6. Intellectual Property
- You retain ownership of all your pre-existing materials.
- We grant you a non-exclusive, non-transferable licence to use our deliverables once you’ve paid in full.
- We retain ownership of our underlying methodologies, tools, code, templates and know-how.
7. Confidentiality
Both parties will treat each other’s confidential information with reasonable care and only use it for the purposes of fulfilling this agreement.
8. Warranties & Disclaimers
- We warrant that we will perform the services with reasonable skill and care.
- Except as expressly provided, we make no other warranties (express, implied or statutory), including warranties of merchantability or fitness for a particular purpose.
- You acknowledge that digital services may be subject to external factors (platform changes, third-party tools) beyond our control.
9. Limitation of Liability
- To the fullest extent permitted by law, our aggregate liability under this agreement shall not exceed the fees you paid us in the preceding [12] months.
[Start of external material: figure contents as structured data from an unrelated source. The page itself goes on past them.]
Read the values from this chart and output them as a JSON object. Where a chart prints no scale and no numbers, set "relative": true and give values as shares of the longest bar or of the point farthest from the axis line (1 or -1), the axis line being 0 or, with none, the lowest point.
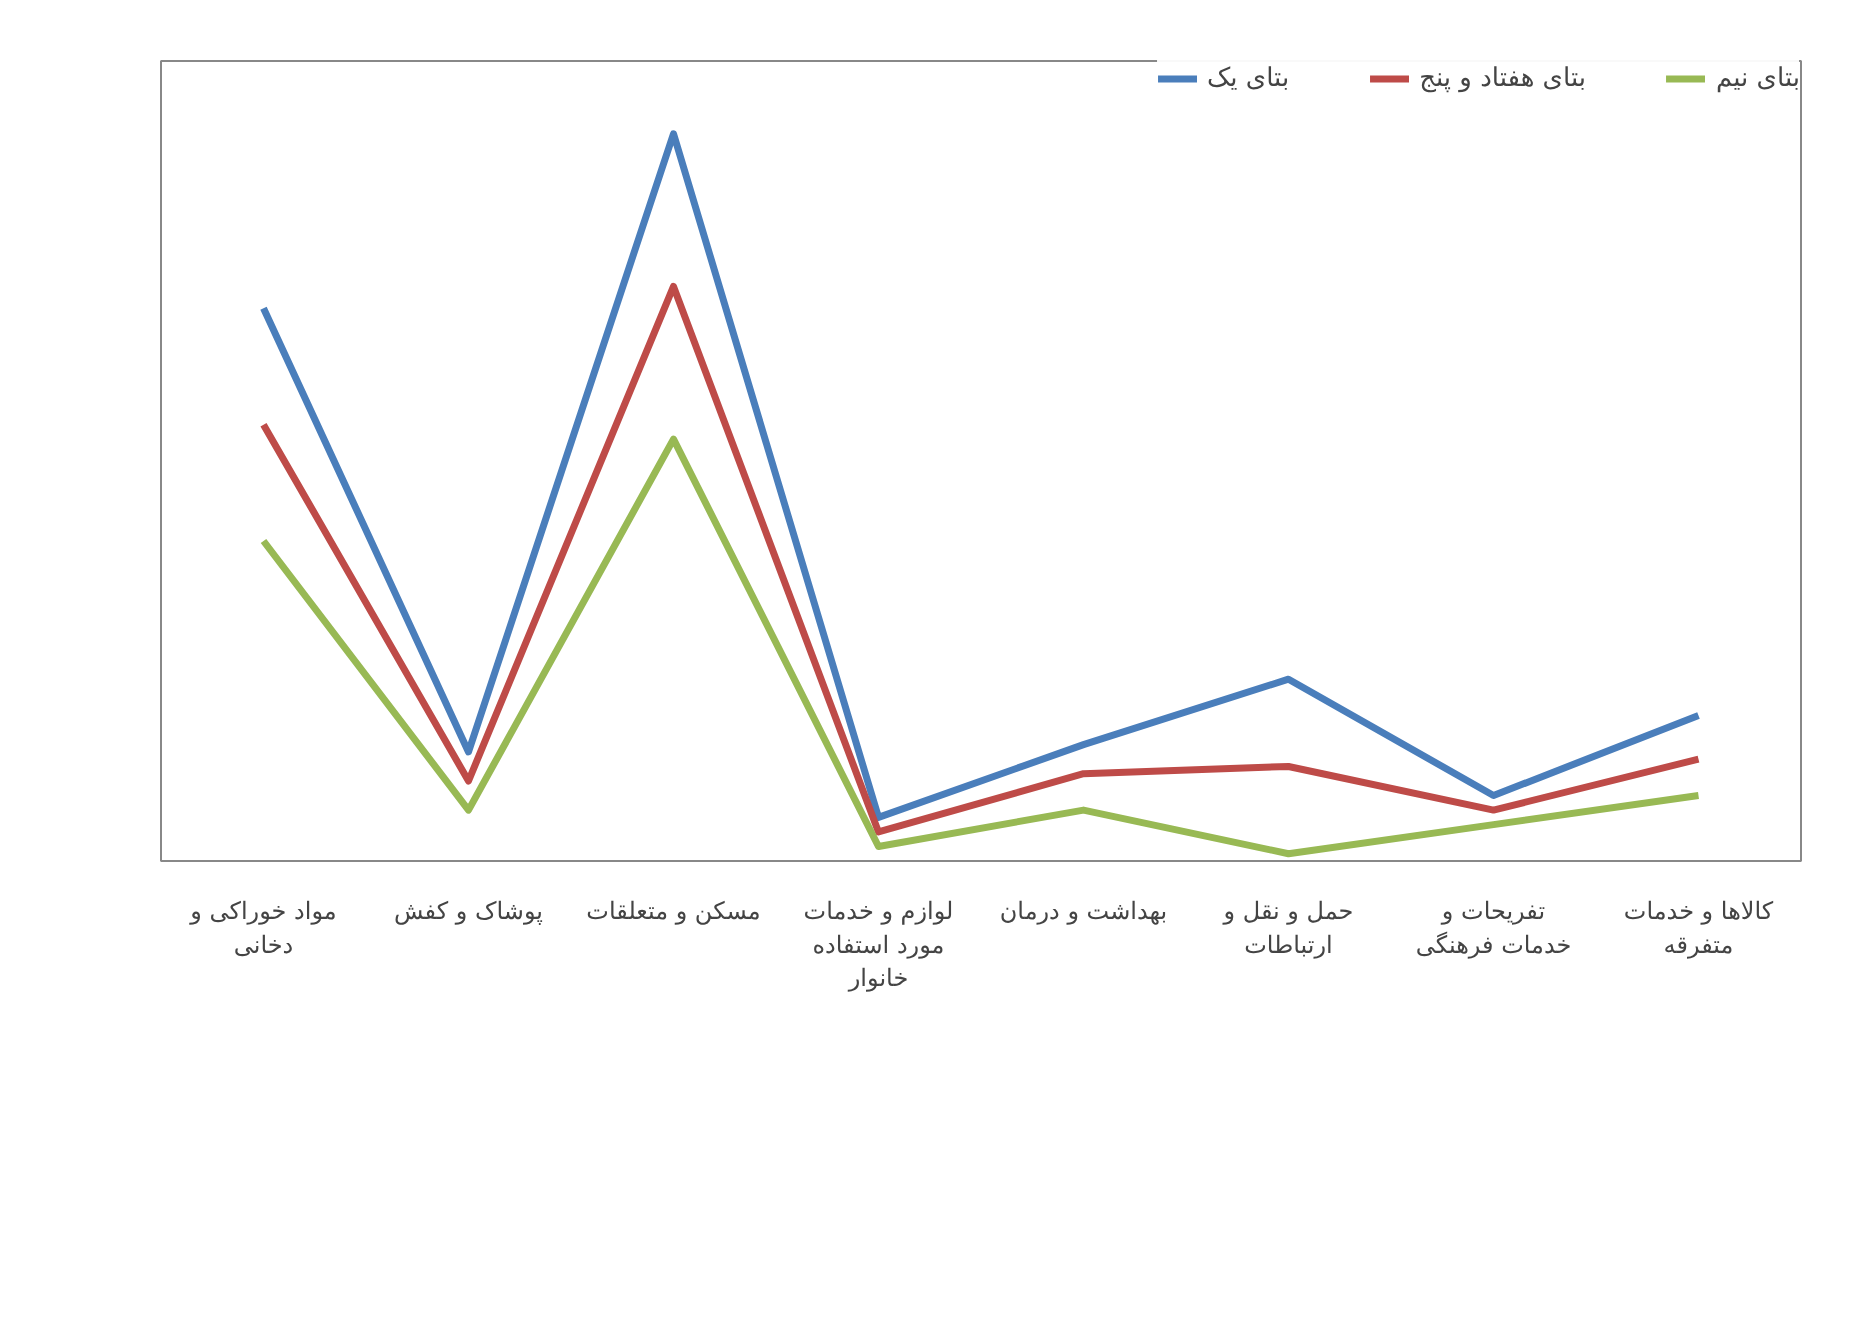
{
  "chart_data": {
    "type": "line",
    "relative": true,
    "legend": "top right",
    "categories": [
      "مواد خوراکی و دخانی",
      "پوشاک و کفش",
      "مسکن و متعلقات",
      "لوازم و خدمات مورد استفاده خانوار",
      "بهداشت و درمان",
      "حمل و نقل و ارتباطات",
      "تفریحات و خدمات فرهنگی",
      "کالاها و خدمات متفرقه"
    ],
    "series": [
      {
        "name": "بتای یک",
        "color": "#4a7ebb",
        "values": [
          0.76,
          0.15,
          1,
          0.06,
          0.16,
          0.25,
          0.09,
          0.2
        ]
      },
      {
        "name": "بتای هفتاد و پنج",
        "color": "#be4b48",
        "values": [
          0.6,
          0.11,
          0.79,
          0.04,
          0.12,
          0.13,
          0.07,
          0.14
        ]
      },
      {
        "name": "بتای نیم",
        "color": "#98b954",
        "values": [
          0.44,
          0.07,
          0.58,
          0.02,
          0.07,
          0.01,
          0.05,
          0.09
        ]
      }
    ]
  }
}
- We shall not be liable for indirect, incidental, special or consequential losses (such as lost profits, business interruption, or reputational damage).
- Nothing in this clause excludes liability for death or personal injury caused by our negligence or fraud.
10. Termination
- Either party may terminate this agreement by giving 30 days written notice in the event of a material breach by the other party, unless the breach is remediable and is remedied within 15 days.
- On termination you will pay for all work done up to the termination date and receive the deliverables you have paid for.
- The licence you have to our deliverables may terminate or convert to a usage licence as per the Order Form.
11. Governing Law & Dispute Resolution
These Terms will be governed by the laws of Houston, TX, USA. Any dispute arising out of or relating to this agreement shall be resolved by [mediation/arbitration/court] in Houston.
12. Changes to Terms
We may revise these Terms from time to time. The revised Terms will be effective for orders or services entered into after the revision date. Continued use of our website or services constitutes acceptance of the new Terms.
13. Miscellaneous
- You may not assign or transfer your rights or obligations without our prior written consent.
- If any provision of these Terms is held invalid or unenforceable, the remaining provisions will remain in full force.
- These Terms, together with any Service Agreement, Order Form and Refund Policy, represent the entire agreement between you and us regarding the subject matter.